En parallèle, les entreprises du CAC 40 ont prévu de verser 49,2 milliards d’euros de dividendes à leurs actionnaires en 2019, soit 15 % de plus qu’en 2018 auxquels se sont ajoutés 11 milliards sous forme de rachats d’actions. La France a ainsi conforté sa place de meilleur rémunérateur d’actionnaires en Europe.

Dans le contexte de crise que nous vivons actuellement, le montant des dividendes apparait encore plus indécent et profondément injuste. La période actuelle est celle du début du versement des dividendes. Ces dernières semaines, des sociétés ont commencé à annoncer leur distribution.

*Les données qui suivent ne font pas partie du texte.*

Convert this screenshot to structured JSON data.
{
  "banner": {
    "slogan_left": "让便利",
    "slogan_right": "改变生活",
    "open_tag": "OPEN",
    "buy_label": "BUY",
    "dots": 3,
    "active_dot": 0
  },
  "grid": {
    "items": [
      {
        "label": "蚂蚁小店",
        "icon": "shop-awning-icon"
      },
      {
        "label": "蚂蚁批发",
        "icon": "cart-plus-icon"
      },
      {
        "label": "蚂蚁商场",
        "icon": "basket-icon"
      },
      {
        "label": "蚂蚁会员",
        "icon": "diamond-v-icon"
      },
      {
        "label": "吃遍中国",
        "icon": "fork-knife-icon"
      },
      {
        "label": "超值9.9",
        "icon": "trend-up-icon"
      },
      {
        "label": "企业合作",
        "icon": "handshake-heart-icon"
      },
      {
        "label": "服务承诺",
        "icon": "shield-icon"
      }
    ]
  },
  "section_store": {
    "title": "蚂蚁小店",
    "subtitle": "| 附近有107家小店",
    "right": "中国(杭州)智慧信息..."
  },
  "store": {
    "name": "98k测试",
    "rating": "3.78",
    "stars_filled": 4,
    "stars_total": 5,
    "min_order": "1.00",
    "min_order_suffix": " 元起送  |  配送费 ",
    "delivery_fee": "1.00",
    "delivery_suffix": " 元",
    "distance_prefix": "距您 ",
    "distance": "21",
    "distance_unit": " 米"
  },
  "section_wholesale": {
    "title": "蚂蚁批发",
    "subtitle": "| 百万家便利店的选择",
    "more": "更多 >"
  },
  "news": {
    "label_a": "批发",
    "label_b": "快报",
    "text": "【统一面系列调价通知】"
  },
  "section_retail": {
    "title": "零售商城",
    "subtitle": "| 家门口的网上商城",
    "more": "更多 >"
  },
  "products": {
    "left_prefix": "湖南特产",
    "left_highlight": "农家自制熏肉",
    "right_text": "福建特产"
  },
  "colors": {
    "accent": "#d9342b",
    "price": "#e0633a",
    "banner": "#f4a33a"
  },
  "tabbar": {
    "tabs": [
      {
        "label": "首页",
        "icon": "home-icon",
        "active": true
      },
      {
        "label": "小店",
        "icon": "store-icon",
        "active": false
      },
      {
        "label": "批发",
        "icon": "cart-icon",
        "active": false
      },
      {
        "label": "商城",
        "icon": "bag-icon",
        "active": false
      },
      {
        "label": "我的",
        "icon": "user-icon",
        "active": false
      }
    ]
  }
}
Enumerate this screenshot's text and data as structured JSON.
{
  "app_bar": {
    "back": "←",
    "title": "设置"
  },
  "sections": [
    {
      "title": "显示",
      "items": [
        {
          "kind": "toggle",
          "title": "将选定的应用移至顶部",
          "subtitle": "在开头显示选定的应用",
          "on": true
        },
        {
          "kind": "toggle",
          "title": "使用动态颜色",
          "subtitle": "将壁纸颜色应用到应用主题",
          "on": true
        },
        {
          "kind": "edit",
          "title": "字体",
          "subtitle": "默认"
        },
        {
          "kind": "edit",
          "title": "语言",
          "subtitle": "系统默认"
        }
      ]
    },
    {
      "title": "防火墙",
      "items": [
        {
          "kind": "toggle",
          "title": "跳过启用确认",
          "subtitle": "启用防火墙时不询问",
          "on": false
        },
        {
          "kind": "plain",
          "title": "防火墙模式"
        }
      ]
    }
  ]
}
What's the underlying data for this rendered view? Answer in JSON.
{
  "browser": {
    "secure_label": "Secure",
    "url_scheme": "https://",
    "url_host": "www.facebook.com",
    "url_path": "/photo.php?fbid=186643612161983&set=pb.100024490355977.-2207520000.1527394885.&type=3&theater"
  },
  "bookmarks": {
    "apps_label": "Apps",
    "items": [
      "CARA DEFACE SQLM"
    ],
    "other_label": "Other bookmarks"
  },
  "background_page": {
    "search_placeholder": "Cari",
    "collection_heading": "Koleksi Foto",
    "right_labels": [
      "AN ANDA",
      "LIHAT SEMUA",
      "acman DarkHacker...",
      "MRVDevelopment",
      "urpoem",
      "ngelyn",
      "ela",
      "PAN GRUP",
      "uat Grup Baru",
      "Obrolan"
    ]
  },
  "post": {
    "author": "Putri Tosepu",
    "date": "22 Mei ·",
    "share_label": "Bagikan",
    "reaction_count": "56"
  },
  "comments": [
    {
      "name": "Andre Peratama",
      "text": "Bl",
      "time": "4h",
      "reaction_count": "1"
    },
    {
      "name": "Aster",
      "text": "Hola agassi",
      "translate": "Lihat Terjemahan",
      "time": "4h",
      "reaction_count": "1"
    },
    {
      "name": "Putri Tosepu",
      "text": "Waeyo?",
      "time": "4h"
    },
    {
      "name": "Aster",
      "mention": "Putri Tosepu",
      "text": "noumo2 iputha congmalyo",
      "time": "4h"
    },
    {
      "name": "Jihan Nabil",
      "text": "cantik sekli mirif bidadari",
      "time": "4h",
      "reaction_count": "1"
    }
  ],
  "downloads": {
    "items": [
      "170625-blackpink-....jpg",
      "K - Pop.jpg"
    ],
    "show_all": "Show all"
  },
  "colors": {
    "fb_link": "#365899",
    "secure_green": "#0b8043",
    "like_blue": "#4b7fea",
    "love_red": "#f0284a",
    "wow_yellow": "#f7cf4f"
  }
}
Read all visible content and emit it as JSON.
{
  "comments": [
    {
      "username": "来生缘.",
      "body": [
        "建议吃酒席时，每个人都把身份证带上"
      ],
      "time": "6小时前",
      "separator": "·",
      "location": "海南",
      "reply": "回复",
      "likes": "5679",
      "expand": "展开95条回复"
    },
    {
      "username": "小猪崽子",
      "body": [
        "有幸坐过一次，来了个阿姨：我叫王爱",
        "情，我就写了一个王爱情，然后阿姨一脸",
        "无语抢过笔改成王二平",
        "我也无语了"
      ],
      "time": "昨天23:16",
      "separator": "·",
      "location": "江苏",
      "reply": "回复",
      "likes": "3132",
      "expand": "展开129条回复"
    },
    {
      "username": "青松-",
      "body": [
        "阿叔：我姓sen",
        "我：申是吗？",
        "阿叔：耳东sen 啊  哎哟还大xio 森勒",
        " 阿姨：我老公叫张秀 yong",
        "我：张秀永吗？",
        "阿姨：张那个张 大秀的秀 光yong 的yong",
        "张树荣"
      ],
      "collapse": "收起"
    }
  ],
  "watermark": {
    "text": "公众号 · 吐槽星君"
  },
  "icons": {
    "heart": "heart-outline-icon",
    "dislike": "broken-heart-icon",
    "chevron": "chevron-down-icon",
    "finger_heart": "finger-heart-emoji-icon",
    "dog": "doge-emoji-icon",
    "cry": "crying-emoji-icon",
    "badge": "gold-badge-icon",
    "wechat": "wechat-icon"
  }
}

Si en réaction, le gouvernement a annoncé que les entreprises bénéficiant des aides de l’État dans le cadre de la crise ne devaient pas verser de dividendes, cet élan de solidarité et d’appel au « sens civique » reste encore à définir plus clairement. La CGT et l’ONG Oxfam appellent à davantage de fermeté. L’État doit jouer son rôle et ce ne sont pas des invitations cordiales qui sont de mise, mais de véritables mesures d’encadrement, permettant une juste cohérence. Ainsi à titre d’exemple :

« Plusieurs grandes entreprises françaises ont déjà renoncé à verser un dividende. Parmi ces sociétés on trouve le spécialiste des affichages publicitaires JCDecaux, l’avionneur Airbus, le spécialiste des revêtements de sols Tarkett, la société de restauration d’autoroute Autogrill et le géant de la distribution Auchan Holdings. Le motoriste et équipementier aéronautique Safran a annulé ce vendredi le versement de son dividende 2019, qui devait atteindre au total un milliard d’euros.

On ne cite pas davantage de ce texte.